A Special Current Issues Briefing on Capitol Hill.

In the aftermath of successive wars, Afghanistan has just adopted a new Constitution that lays the foundation for a system of democratic governance. On January 22 the Institute organized a special Current Issues Briefing on Capitol Hill to explore the challenges of governance and the rule of law in a new Afghanistan. Assembled experts discussed current challenges and other issues related to the establishment of the rule of law within Afghanistan, such as:

  • Challenges associated with implementation of the Constitution approved January 4; and
  • Prospects for the development of rule of law in Afghanistan, including the creation of a functioning judiciary, police force, and prison system, and the impact of the burgeoning drug trade.
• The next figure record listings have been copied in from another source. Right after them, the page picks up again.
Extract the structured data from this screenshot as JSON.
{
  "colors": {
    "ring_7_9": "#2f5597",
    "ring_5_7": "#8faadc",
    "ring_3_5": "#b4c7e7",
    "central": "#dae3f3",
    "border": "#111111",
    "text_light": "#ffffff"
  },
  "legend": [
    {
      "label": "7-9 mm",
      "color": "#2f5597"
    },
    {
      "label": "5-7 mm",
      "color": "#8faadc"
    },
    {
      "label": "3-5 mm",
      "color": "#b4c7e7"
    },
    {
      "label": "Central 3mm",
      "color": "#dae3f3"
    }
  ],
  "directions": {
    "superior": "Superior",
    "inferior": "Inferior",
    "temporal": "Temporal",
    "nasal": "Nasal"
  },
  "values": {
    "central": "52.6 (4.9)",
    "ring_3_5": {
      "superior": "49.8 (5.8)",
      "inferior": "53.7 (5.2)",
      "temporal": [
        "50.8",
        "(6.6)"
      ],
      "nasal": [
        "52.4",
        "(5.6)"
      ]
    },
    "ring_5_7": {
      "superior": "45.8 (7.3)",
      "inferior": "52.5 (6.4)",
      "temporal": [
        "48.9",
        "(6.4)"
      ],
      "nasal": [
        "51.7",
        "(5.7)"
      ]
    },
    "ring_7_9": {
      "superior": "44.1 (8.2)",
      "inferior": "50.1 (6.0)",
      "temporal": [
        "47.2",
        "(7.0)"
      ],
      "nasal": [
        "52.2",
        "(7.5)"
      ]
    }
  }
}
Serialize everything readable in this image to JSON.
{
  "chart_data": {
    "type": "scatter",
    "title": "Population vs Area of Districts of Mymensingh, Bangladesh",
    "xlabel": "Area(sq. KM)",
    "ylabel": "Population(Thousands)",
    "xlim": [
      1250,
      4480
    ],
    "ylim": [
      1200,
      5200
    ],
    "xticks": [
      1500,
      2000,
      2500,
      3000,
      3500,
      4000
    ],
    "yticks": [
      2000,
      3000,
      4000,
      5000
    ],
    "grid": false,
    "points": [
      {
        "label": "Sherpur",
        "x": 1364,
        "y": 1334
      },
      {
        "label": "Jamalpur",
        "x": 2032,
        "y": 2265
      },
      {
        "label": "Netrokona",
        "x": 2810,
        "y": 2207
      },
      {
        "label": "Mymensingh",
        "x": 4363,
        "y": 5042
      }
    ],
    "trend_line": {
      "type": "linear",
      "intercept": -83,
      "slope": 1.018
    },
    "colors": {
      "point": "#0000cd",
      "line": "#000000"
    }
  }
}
The presentations were followed by questions from the floor.

Speakers

  • Said Tayeb Jawad
    Ambassador, Embassy of Afghanistan
  • Barnett Rubin
    Center on International Cooperation, New York University

Commentators

  • Laurel Miller
    Rule of Law Program, United States Institute of Peace
  • Robert Perito
    Rule of Law Program, United States Institute of Peace

 

Afghanistan's Constitution
Without greater Western investment in Afghanistan's infrastructure and judicial system, the new constitution may offer little more than hollow promises.

June 2004

Afghanistan's Loya Jirga passed the most liberal constitution in the region stretching from Syria to Pakistan late last year. In addition to guaranteeing freedom of speech, faith, movement, and a host of other civil rights, the constitution also provides for the equality of the sexes and requires that 25 percent of the seats in the legislative branch be set aside for women.

Yet the Constitution's protections may prove illusory—unless quick action is taken to restore Afghanistan's infrastructure and judicial system. So concluded a panel of experts convened by the Institute for a briefing held on Capitol Hill in late January.

The panelists were Said Tayeb Jawad, Afghanistan's ambassador to the United States; Barnett Rubin, director of studies at the Center for International Cooperation at New York University; Laurel Miller, a program officer in the Institute's Rule of Law Program; and Robert Perito, a special adviser to the Rule of Law Program.

Of the panelists, the ambassador was perhaps the most sanguine, lauding the outcome of the constitutional process and expressing hope that the remaining challenges could be met. He identified three of these challenges as particularly important: first, that Afghanistan's state develop the capacity to provide local and regional services; second, that the state properly prepare for national and regional elections currently scheduled for mid-year; and third, that the state expand its jurisdiction and administrative control over the full extent of its territory. These are daunting challenges, he said, but he was optimistic they could be met.

The remaining panelists also viewed the constitutional Loya Jirga as a milestone in rebuilding Afghanistan. But they were less hopeful about the national reconstruction project. Rubin noted that early disbursements of aid went mostly to emergency humanitarian needs rather than to reconstruction, and argued forcefully that much more aid—on the order of $15–20 billion—was needed to build an Afghanistan that contributes to rather than threatens global security.

Laurel Miller and Robert Perito provided a generally pessimistic overview of current security conditions in Afghanistan and the absence of an even nominally adequate judicial system. "The rule of law was never strong in Afghanistan," Miller said, "but after 23 years of warfare it has been displaced almost completely by the 'rule of the gun.'"

In most of the country outside of Kabul, regional power-holders—or, less politely, warlords—exercise political, police, and judicial authority. Indeed, the most powerful warlords continue to exercise influence over key ministries and institutions, including the Supreme Court. Meanwhile, the opium trade is flourishing, earning an amount equal to half the nation's legitimate gross national product and nearly five times the government's budget. It will take years—and an enormous investment—before the Afghan government can put in place a counter-narcotics capacity robust enough to make a dent in the drug trade.

Despite the growing danger, said Miller and Perito, little is being done by Western nations to address these problems, aside from some work in police training. No strategy has been developed for reforming and rebuilding the justice sector; few legal training programs are underway; virtually nothing has been done to update the court system or repair the courts' physical infrastructure. The vast needs of the corrections systems have been almost entirely ignored.

The slow pace of reform stems from a number of factors, Miller and Perito said, including the inherent difficulties of conducting post-conflict reconstruction in a country that has suffered two decades of warfare. But they also criticized the United States and the United Nations for abdicating their responsibilities and placing an unrealistic burden on Afghans to provide for their own security and reconstruction—jobs, they said, that Afghans have little capacity to execute.